You keep dodging several facts.
First, this appears to be an old, unsupported benchmark. It's not supported by Unity, it might as well just be some hack by a Unity engineer who may no longer be with the company.
Second, Speedometer is an official benchmark and is actively supported by developers who periodically change the code (hence, Speedometer 3.0).
I agree with the critics that Speedometer is a pretty useless benchmark but I flatly believe that web browser benchmarks are useless in general because no one only uses a web browser for visiting sites that use one and only one specific web technology. And I've been surfing the World Wide Web since late 1993/early 1994 (NCSA Mosaic running on UNIX workstations).
Third, you are repeatedly and blatantly ignoring the fact that this benchmark is crashing on x86-x64 powered Windows PCs (and not just mine).
For what it's worth, this "benchmark" is crashing on a Ryzen 7 3700X CPU, B550 motherboard, RTX 3060 GPU, running Microsoft Edge on vanilla Windows 10 Pro 22H2, with the latest drivers, updated firmware, yadda yadda. Not exactly a bleeding edge system.
There are other Windoze system in the house. I have a Radeon RX 580 graphics card.
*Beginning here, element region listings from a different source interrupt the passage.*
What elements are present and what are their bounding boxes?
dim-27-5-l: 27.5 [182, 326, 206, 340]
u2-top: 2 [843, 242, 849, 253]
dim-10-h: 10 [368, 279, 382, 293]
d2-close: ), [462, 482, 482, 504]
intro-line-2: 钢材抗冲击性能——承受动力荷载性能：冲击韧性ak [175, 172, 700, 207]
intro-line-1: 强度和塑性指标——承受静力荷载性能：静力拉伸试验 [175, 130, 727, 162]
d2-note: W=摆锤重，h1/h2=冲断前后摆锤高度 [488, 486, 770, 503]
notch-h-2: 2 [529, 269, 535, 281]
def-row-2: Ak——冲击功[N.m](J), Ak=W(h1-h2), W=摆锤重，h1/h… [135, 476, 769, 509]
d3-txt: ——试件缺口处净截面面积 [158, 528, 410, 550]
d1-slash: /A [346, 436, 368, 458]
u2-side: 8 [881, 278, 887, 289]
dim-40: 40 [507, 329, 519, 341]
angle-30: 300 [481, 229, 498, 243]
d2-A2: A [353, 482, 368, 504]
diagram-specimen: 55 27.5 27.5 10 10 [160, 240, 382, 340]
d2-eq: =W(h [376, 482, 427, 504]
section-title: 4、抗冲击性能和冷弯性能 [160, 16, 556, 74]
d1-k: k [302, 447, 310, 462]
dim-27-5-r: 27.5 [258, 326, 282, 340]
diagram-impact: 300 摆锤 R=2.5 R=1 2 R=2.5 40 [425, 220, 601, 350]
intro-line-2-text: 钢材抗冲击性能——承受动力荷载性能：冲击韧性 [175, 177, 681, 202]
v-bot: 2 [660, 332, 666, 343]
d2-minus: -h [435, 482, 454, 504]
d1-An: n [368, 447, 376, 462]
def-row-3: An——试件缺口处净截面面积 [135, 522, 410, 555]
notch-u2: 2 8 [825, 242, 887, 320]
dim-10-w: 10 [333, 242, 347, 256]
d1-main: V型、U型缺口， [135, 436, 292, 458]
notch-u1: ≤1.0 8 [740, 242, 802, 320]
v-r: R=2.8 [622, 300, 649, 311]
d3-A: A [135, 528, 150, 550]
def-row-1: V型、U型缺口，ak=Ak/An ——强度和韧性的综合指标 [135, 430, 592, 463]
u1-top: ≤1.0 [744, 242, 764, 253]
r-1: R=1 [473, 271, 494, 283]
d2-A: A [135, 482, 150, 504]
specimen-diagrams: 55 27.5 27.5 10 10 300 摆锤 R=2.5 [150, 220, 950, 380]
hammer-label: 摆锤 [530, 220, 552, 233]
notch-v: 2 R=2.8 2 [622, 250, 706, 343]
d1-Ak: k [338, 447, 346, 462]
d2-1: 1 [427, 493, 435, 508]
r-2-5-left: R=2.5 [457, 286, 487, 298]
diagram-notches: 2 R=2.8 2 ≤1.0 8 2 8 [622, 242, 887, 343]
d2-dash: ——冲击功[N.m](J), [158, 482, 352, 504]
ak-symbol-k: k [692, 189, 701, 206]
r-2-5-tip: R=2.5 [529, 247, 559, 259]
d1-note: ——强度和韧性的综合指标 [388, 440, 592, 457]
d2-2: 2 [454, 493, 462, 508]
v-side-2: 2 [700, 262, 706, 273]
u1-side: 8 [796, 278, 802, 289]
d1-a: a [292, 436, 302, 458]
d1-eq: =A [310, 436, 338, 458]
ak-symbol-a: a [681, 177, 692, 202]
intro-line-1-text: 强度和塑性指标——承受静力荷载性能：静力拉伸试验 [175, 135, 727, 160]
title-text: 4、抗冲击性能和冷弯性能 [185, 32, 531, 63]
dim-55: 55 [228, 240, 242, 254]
I'm most certainly not planning on moving hardware components around trying to get this stupid benchmark to run.
As to the issue with M1 Macs crashing earlier with Speedometer I don't remember that because I'm no benchmark score chaser. I don't keep track of that sort of stuff. In fact, I anticipated that there would be software incompatibilities when Apple Silicon was new. I waited 2.5 years for the M2 SoC to upgrade my Intel-powered Mac mini 2018 to Apple Silicon. For sure there would be some software compatibility early on.
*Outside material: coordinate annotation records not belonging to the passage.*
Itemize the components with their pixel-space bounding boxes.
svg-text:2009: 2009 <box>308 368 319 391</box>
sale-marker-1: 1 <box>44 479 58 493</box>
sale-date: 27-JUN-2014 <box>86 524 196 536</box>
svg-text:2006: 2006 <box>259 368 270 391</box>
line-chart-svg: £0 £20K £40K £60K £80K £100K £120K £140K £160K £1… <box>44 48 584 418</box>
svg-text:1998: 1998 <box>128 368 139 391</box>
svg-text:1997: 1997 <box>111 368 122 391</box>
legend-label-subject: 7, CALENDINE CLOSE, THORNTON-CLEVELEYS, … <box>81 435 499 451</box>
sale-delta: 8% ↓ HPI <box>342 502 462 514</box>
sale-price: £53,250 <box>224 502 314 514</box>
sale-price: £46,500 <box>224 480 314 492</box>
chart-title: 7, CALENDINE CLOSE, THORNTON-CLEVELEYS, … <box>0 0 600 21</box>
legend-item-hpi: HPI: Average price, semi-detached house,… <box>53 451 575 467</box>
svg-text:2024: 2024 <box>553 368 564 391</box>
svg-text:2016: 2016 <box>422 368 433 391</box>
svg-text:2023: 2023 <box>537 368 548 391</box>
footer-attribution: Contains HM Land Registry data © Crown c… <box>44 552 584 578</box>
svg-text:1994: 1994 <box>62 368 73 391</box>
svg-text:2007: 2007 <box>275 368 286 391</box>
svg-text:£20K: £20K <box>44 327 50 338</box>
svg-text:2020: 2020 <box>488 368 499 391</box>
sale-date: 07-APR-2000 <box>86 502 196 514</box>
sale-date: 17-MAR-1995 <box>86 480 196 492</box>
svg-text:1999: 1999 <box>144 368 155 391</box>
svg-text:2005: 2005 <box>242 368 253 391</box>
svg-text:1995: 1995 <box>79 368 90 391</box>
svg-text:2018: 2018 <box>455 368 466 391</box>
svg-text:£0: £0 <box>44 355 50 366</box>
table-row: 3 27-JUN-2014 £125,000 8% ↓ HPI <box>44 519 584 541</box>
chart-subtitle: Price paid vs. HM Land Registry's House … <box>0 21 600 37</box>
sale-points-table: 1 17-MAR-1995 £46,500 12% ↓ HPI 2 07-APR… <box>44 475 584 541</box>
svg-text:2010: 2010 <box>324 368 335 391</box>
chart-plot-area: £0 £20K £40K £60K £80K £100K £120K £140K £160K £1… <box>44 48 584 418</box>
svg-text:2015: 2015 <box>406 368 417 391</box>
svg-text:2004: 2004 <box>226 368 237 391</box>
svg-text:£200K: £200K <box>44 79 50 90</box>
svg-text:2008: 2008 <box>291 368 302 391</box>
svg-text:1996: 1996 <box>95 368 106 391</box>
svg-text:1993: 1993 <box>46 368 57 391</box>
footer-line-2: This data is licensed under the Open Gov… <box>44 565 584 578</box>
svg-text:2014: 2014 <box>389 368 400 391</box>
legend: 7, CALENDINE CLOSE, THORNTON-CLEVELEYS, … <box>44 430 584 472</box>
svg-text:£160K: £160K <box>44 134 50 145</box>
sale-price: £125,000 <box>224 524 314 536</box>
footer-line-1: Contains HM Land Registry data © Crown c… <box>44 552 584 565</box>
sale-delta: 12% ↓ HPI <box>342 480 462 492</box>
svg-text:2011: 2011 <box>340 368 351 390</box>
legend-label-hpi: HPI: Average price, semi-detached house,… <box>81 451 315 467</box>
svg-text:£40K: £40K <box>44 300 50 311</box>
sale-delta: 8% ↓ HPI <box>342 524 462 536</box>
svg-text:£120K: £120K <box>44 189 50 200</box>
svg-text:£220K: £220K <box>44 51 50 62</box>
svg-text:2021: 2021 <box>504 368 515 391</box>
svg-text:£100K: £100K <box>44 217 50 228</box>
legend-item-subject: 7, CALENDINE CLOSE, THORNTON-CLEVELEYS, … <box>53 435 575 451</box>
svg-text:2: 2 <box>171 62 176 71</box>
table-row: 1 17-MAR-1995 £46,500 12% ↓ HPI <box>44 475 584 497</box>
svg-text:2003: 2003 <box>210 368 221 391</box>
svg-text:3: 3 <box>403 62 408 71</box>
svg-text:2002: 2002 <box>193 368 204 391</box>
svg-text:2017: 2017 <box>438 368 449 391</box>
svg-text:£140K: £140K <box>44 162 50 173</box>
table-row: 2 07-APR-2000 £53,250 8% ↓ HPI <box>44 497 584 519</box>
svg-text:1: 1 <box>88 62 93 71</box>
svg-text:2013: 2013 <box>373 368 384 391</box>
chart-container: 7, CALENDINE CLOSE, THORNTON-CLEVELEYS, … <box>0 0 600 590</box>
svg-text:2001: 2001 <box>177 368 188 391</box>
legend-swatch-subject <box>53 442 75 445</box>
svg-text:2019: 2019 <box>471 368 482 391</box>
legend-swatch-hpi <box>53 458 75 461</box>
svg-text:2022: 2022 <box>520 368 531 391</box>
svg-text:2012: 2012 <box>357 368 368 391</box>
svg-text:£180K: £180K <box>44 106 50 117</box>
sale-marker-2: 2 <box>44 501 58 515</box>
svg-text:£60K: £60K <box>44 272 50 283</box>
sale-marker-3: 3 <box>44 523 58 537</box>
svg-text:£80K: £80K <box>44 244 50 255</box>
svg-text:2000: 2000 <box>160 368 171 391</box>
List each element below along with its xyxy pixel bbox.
Some dude on TPU asked me to run a benchmark. I did and said it crashed. That's the extent of my participation in this type of thing because web browser benchmarks are ultimately a failure at measuring usability.
I just need a web browser that will behave politely on the top 50 or so sites that I use. It's more important that my web browser doesn't crash when accessing my brokerage account's site, Amazon.com or SeriousEats.com, not some random lame benchmark. For someone else, it might be Facebook, TMZ, and Etsy.
Again, the burden of this benchmark's crashy behavior is on the writer of the benchmark code. I have no idea who that person is nor any idea how to get a hold of them. If you find out, point that person to this discussion thread. Then ask them why their benchmark is crashing MS Edge on a vanilla Windoze 10 box. Their response will pretty much tell whether or not they actually know anything about publishing quality code.
Just because some can post something they label a "benchmark" doesn't mean they're actually competent at writing such tools. In the same way, someone could post some shït recipe that produces a wheat flour hockey puck that they label "bread roll."